TSMC has released its 2024 annual report, revealing continued progress in its global manufacturing footprint, particularly in the United States. While the company's first semiconductor fabrication plant (fab) in Arizona has officially entered mass production using 4nm process technology, revenue recognition has yet to align with production output. As a result, its U.S. subsidiary, TSMC Arizona Corporation, reported a widened net loss of NT$14.298 billion in 2024—up from NT$10.925 billion in 2023.
The Arizona facility has already secured backing from at least five major global technology leaders, including Apple, NVIDIA, AMD, Broadcom, and Qualcomm. Industry observers expect that as chip production volume ramps up and future fabs come online, the Arizona operation will achieve economies of scale, helping to narrow financial losses over time.
Construction of TSMC's second fab in Arizona has been completed, and facility system installations—including cleanroom and electromechanical systems—are currently underway. This fab is set to manufacture chips using 3nm process technology. Meanwhile, planning is in progress for a third facility in Arizona, which is expected to adopt 2nm or even more advanced process technologies to meet increasing demand for high-performance, cutting-edge semiconductors.
Beyond the U.S., TSMC's global expansion efforts have also led to short-term financial impacts. The company's subsidiaries in Japan (JASM) and Germany (ESMC) reported expanded losses in the previous fiscal year. JASM's losses rose from NT$2.966 billion to NT$4.376 billion, while ESMC's losses increased from NT$18 million to NT$557 million.

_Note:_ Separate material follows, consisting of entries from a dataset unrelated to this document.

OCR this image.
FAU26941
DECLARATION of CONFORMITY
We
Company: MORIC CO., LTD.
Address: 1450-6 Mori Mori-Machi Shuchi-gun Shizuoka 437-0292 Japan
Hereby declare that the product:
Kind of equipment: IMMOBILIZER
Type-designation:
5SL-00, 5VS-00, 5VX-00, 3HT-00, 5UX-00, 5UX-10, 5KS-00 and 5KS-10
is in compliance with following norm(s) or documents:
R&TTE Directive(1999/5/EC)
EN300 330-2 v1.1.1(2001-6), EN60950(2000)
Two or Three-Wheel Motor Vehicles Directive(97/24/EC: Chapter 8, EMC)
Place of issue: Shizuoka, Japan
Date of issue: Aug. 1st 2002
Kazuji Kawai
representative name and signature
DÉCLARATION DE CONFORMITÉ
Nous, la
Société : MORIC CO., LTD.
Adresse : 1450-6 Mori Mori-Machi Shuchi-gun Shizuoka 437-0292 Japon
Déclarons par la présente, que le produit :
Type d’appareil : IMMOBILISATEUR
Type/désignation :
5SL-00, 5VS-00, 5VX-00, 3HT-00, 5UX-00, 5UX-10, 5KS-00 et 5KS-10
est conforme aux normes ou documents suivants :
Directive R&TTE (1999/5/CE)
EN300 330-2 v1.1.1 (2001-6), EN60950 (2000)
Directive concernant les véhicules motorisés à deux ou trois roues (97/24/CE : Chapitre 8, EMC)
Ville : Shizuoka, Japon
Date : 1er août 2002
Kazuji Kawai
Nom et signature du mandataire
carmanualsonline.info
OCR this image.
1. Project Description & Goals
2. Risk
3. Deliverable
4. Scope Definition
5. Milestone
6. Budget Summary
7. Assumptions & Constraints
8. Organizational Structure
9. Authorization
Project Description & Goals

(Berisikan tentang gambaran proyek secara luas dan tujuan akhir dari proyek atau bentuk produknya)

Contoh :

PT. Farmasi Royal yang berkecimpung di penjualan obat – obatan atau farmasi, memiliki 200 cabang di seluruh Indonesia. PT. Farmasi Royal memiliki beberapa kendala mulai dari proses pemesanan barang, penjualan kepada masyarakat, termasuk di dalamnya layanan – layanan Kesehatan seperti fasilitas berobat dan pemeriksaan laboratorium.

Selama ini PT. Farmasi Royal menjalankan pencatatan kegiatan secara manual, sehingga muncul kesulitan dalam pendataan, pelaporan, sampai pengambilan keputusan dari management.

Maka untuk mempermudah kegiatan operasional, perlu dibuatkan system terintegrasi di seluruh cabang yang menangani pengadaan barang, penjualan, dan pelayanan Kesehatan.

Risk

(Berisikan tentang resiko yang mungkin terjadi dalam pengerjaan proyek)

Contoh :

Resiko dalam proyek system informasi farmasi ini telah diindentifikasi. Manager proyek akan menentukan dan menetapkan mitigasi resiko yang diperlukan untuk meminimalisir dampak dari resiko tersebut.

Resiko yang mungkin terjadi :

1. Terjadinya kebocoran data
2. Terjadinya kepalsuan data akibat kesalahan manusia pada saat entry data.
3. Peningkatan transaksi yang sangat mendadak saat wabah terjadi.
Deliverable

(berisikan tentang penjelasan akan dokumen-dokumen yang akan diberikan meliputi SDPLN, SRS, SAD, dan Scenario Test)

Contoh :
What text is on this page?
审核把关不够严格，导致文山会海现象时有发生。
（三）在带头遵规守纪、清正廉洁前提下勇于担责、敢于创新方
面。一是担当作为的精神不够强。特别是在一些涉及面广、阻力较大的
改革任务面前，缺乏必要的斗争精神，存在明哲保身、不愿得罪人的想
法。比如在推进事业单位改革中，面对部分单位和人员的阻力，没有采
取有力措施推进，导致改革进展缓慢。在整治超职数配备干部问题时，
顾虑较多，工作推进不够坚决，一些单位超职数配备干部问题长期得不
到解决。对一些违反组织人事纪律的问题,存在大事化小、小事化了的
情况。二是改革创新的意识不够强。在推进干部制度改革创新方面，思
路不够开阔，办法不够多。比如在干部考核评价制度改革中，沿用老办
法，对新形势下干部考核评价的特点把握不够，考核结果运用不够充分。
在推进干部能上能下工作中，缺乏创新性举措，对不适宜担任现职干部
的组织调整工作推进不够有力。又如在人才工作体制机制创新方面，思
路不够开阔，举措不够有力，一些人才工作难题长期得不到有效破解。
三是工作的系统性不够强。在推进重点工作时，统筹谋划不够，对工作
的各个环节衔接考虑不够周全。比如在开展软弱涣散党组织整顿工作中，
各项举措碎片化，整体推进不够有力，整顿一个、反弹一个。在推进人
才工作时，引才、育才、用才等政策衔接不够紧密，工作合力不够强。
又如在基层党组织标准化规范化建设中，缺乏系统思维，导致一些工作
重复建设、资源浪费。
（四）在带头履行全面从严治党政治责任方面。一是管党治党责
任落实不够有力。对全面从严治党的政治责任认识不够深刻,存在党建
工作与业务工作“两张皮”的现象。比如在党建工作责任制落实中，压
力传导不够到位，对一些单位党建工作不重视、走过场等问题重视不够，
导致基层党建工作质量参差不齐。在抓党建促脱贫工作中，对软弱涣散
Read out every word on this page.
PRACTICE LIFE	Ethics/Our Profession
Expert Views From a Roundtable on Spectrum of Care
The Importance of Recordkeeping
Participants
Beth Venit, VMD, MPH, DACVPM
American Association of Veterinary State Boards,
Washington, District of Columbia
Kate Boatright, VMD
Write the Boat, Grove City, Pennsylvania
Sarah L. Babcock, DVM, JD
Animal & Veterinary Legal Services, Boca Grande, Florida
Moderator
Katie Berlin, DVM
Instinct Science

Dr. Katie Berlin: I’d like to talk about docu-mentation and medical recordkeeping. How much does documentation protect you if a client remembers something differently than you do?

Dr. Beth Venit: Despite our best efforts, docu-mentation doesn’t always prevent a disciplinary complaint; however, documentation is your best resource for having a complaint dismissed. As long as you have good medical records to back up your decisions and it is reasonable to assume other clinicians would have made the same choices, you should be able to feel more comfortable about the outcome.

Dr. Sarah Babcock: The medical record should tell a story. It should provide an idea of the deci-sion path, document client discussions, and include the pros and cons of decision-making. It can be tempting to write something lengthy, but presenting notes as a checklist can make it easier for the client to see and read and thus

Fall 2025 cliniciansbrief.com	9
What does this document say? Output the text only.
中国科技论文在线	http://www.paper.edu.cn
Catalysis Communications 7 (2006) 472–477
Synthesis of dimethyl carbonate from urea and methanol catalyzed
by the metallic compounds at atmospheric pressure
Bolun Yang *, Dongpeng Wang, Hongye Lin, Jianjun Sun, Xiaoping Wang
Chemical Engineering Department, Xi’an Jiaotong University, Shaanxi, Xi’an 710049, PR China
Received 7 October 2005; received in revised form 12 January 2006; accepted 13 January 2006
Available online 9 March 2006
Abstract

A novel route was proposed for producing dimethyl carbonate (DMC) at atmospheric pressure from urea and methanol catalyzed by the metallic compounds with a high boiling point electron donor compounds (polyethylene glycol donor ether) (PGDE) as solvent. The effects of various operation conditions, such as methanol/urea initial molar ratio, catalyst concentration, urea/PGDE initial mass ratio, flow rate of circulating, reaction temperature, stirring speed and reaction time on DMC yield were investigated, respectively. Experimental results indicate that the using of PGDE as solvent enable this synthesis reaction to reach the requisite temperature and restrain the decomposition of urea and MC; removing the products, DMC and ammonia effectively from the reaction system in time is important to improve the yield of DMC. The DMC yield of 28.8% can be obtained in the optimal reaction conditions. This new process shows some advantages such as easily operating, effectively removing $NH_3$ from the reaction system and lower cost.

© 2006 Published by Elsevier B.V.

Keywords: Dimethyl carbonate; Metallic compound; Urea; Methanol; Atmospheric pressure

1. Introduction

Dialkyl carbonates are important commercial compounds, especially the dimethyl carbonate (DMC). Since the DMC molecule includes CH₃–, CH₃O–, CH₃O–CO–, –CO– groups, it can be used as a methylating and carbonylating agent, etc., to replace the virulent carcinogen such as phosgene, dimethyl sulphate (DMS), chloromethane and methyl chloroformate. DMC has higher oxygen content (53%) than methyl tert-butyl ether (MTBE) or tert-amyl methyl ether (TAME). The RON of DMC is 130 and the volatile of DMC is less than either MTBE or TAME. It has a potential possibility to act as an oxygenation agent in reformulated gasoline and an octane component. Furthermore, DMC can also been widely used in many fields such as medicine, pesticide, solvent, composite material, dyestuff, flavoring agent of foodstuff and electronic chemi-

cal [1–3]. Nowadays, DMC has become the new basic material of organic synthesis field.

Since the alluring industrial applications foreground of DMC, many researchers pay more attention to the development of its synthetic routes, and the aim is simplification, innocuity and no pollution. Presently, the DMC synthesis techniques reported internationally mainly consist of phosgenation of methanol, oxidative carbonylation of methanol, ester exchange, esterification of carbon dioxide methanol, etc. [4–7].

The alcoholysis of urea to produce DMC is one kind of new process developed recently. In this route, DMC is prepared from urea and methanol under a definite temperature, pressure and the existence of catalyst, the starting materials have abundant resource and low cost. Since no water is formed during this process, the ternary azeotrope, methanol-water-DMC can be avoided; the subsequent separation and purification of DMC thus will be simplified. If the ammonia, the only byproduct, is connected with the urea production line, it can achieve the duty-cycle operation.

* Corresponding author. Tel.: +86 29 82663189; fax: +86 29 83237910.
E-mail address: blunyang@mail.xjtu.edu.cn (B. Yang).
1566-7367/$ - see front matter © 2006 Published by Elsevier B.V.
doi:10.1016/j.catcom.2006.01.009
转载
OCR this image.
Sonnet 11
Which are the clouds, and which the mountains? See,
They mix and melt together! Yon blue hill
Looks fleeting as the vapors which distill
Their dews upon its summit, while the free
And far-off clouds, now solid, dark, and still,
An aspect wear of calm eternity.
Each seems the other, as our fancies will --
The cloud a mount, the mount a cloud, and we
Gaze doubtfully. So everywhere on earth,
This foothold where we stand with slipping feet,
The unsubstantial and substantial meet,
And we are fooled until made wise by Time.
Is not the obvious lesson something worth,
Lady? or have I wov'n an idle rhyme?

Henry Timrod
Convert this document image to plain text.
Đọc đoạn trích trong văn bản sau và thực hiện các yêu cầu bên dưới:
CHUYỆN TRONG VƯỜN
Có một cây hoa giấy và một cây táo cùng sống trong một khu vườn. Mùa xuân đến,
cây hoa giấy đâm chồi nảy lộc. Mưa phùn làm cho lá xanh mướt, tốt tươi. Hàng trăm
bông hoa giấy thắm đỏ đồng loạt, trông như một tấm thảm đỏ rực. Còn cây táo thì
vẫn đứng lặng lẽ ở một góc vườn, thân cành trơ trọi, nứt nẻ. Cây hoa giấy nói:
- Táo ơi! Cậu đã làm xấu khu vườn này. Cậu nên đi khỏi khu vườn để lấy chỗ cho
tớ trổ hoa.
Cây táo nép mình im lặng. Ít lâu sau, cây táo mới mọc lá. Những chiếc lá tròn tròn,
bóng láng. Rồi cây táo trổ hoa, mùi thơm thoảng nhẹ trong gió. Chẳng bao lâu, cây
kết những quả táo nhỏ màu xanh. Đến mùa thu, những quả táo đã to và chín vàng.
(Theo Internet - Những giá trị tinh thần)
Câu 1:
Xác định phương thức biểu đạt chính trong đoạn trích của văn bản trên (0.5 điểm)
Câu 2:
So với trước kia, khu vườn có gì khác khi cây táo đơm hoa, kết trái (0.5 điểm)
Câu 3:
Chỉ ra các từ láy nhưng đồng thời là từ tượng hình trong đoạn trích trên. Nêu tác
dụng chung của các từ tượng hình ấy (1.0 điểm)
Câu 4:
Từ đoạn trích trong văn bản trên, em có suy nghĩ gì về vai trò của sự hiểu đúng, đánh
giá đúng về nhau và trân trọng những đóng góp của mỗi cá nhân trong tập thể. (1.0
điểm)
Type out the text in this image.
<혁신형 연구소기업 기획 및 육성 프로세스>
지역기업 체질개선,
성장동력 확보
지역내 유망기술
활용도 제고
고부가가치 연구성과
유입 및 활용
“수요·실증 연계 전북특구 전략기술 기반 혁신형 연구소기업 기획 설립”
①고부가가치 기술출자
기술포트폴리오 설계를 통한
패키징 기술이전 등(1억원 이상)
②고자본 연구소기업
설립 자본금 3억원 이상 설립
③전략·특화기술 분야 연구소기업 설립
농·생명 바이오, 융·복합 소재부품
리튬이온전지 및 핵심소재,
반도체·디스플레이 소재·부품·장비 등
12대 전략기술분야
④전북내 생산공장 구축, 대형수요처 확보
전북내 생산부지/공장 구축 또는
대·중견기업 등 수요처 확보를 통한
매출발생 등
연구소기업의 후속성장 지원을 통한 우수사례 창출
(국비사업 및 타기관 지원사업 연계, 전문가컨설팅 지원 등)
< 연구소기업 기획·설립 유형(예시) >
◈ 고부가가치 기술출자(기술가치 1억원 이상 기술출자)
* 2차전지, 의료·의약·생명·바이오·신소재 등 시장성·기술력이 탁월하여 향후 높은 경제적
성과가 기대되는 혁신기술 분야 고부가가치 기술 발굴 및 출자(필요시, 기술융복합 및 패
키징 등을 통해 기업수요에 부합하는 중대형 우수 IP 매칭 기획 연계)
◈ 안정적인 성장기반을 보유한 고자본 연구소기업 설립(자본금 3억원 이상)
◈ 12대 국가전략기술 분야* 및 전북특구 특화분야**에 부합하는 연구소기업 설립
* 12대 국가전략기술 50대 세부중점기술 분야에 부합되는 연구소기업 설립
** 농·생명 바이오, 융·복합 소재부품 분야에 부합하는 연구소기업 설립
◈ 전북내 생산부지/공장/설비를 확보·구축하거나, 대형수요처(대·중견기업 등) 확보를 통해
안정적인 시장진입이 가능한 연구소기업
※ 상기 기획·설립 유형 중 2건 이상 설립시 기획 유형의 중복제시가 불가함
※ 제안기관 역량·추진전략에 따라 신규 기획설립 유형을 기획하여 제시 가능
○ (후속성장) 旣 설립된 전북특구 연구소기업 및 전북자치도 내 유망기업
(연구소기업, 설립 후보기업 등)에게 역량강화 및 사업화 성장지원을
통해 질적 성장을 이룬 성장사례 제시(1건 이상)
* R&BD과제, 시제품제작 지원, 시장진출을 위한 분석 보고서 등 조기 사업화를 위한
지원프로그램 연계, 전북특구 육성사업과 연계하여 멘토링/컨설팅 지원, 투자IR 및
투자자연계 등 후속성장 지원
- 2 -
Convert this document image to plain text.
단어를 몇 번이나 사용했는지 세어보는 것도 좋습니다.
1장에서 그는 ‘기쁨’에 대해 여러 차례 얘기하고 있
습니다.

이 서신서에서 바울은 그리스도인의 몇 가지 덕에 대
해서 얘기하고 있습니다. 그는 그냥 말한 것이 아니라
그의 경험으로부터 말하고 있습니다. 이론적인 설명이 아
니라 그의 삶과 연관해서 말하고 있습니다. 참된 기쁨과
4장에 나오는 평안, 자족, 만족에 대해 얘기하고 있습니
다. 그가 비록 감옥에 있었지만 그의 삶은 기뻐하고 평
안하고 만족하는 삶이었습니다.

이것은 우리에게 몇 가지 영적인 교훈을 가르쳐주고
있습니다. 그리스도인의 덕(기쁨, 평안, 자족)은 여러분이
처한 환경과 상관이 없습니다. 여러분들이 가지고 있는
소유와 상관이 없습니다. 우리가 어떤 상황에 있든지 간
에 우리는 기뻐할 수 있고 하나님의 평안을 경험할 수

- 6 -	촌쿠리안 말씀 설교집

With operational costs significantly higher outside Taiwan, TSMC anticipates that its planned US$100 billion investment in Arizona will initially impact gross margins by approximately 2–3% annually over the next five years, potentially widening to 3–4% in later years. Nevertheless, TSMC remains committed to maintaining long-term gross margins above 53%, leveraging advanced technology leadership and robust global demand for semiconductors.